Ya muchos analistas lo han advertido. Pero no sobra repetirlo una vez más. La planeación económica está en crisis. No parece servir ningún propósito. El Plan de Desarrollo, en particular, pone en evidencia nuestras falencias institucionales y magnifica nuestros vicios políticos. Antes de la Constitución de 1991, el Plan de Desarrollo era un documento académico, una versión sofisticada de las promesas de campaña del candidato ganador. Ahora es, al mismo tiempo, un manifiesto programático, un documento participativo y una ley de la República. El Plan es un monstruo de tres cabezas: una tecnocrática (a cargo de Planeación Nacional), otra participativa (a cargo del Consejo Nacional de Planeación) y una más representativa (a cargo del Congreso). En su concepción actual, el Plan de Desarrollo es un revoltijo ideológico.

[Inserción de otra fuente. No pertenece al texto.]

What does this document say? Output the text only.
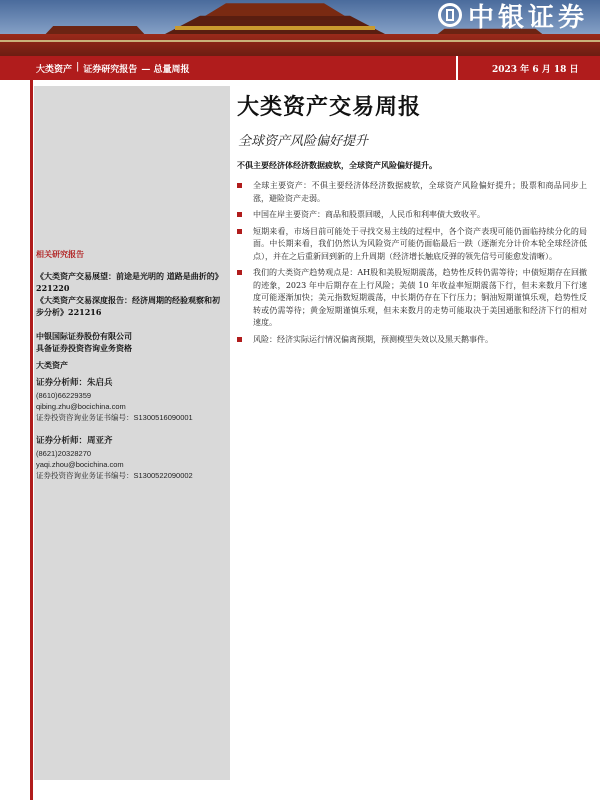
中银证券
大类资产 | 证券研究报告 — 总量周报	2023 年 6 月 18 日
相关研究报告
《大类资产交易展望：前途是光明的 道路是曲折的》221220
《大类资产交易深度报告：经济周期的经验观察和初步分析》221216
中银国际证券股份有限公司
具备证券投资咨询业务资格
大类资产
证券分析师：朱启兵
(8610)66229359
qibing.zhu@bocichina.com
证券投资咨询业务证书编号：S1300516090001
证券分析师：周亚齐
(8621)20328270
yaqi.zhou@bocichina.com
证券投资咨询业务证书编号：S1300522090002
大类资产交易周报
全球资产风险偏好提升
不俱主要经济体经济数据疲软，全球资产风险偏好提升。
全球主要资产：不俱主要经济体经济数据疲软，全球资产风险偏好提升；股票和商品同步上涨，避险资产走弱。
中国在岸主要资产：商品和股票回暖，人民币和利率债大致收平。
短期来看，市场目前可能处于寻找交易主线的过程中，各个资产表现可能仍面临持续分化的局面。中长期来看，我们仍然认为风险资产可能仍面临最后一跌（逐渐充分计价本轮全球经济低点），并在之后重新回到新的上升周期（经济增长触底反弹的领先信号可能愈发清晰）。
我们的大类资产趋势观点是：AH股和美股短期震荡，趋势性反转仍需等待；中债短期存在回撤的迹象，2023 年中后期存在上行风险；美债 10 年收益率短期震荡下行，但未来数月下行速度可能逐渐加快；美元指数短期震荡，中长期仍存在下行压力；铜油短期谨慎乐观，趋势性反转或仍需等待；黄金短期谨慎乐观，但未来数月的走势可能取决于美国通胀和经济下行的相对速度。
风险：经济实际运行情况偏离预期，预测模型失效以及黑天鹅事件。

Una institución ambigua e inoperante.

El trámite del Plan de Desarrollo magnifica uno de los aspectos más nocivos de la política colombiana: el clientelismo. El Plan hace las veces de un imán para las demandas clientelistas. Los mismos parlamentarios reconocen que el Plan se ha convertido en un listado de buenas (y malas) intenciones. Pero el reconocimiento no modera el apetito clientelista. La mayoría de los parlamentarios participa activamente en la piñata. En el Congreso, el Plan es percibido como un primer filtro. Como el comienzo de la larga carrera por convertir las demandas clientelistas, primero, en partidas presupuestales, y luego, en proyectos regionales.

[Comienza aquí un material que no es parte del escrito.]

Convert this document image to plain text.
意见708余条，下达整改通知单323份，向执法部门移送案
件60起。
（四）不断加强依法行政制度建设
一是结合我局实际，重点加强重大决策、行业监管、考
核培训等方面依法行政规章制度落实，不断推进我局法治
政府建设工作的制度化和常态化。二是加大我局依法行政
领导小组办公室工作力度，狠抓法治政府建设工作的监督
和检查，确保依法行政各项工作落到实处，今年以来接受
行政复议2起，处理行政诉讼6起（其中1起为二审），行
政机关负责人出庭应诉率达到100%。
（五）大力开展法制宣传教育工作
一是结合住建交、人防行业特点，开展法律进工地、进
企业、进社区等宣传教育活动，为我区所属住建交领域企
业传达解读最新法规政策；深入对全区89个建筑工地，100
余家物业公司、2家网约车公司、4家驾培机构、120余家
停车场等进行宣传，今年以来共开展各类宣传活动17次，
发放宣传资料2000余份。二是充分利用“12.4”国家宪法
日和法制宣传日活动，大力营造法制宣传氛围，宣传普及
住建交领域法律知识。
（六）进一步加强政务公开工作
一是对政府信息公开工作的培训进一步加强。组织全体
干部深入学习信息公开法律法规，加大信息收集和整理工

Adicionalmente, el Plan de Desarrollo concita una enorme cantidad de intereses particulares. El Plan no es sólo una piñata de proyectos: es también una feria de cambios legales. Una especie de festín legislativo. Los llamados micos son una presencia ordinaria en las leyes colombianas. Los micos usualmente se esconden tras el articulado, tras las disposiciones legales. Pero en el Plan de Desarrollo los micos no tienen la necesidad de esconderse. Son tantos, que se encubren los unos a los otros. La inmunidad está garantizada por la cantidad. Sólo los ejemplares más grotescos son avistados. Pero la mayoría se siente segura en medio de la multiplicidad.

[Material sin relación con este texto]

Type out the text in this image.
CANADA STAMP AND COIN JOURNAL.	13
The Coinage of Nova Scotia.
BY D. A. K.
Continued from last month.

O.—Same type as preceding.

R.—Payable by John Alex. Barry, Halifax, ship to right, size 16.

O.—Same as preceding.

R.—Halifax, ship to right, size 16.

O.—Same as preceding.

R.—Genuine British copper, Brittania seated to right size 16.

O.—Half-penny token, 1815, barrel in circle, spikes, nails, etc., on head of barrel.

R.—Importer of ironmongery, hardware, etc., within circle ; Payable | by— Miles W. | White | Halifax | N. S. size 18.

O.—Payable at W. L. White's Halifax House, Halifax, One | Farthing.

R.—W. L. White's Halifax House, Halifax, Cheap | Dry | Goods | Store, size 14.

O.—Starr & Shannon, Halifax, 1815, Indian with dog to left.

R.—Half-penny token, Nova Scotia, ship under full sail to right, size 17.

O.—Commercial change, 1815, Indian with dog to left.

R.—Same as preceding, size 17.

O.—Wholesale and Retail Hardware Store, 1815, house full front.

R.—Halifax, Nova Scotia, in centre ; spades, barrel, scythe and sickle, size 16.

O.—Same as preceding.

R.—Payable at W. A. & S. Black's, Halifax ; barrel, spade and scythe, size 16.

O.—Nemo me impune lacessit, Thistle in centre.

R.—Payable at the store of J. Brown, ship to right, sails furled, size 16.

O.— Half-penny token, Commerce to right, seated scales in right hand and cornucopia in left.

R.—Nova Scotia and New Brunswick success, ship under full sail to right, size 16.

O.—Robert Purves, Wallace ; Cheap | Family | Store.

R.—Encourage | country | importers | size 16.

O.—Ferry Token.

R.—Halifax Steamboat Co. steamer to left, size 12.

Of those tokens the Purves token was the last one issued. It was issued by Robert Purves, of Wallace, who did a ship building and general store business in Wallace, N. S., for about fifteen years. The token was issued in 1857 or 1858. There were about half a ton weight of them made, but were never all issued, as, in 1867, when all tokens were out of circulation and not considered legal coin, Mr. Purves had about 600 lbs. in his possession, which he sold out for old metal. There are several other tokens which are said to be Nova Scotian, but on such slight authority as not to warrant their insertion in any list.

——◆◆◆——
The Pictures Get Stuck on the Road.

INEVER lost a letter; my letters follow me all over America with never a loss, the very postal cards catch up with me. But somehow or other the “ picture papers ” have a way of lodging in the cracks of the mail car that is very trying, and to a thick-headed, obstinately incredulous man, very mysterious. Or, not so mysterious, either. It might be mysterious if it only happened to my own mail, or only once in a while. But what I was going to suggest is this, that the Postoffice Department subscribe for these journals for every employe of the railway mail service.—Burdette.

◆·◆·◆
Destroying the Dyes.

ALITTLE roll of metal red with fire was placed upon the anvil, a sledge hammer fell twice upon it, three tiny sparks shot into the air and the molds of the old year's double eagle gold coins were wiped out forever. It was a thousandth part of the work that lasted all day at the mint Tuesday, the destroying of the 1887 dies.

Pero los clientelistas y los lobbistas no son los únicos que se benefician de la confusión, de la jungla del Plan de Desarrollo. El Gobierno también trata de sacar partido. El Gobierno usa el Plan de Desarrollo para hacer parcheo legislativo, para modificar marginalmente algunas leyes y aprobar rápidamente algunas normas aisladas. O, en términos generales, para reformar lo particular sin tener que afrontar la discusión sobre lo general. En últimas, el mismo Gobierno contribuye a la avalancha legislativa. Usualmente cada ministro aporta varios micos a la profusa colección.

Esta semana, algunos parlamentarios de la oposición anunciaron que demandarán la ley del plan aprobada recientemente por el Congreso. Pero demandar la ley del plan no tiene mucho sentido. No resuelve el problema estructural. No elimina las falencias institucionales. En nombre de la planeación y la participación, la Constitución de 1991 creó un escenario propicio (casi perfecto) para la acumulación de rentas, para la subordinación del interés general a los intereses particulares de los políticos y sus patrocinadores. En lugar de combatir las consecuencias del problema, el Congreso debería promover un cambio constitucional que elimine completamente el trámite legislativo del Plan Nacional de Desarrollo, el cual, en honor a la verdad, no es plan, ni es nacional, ni es de desarrollo.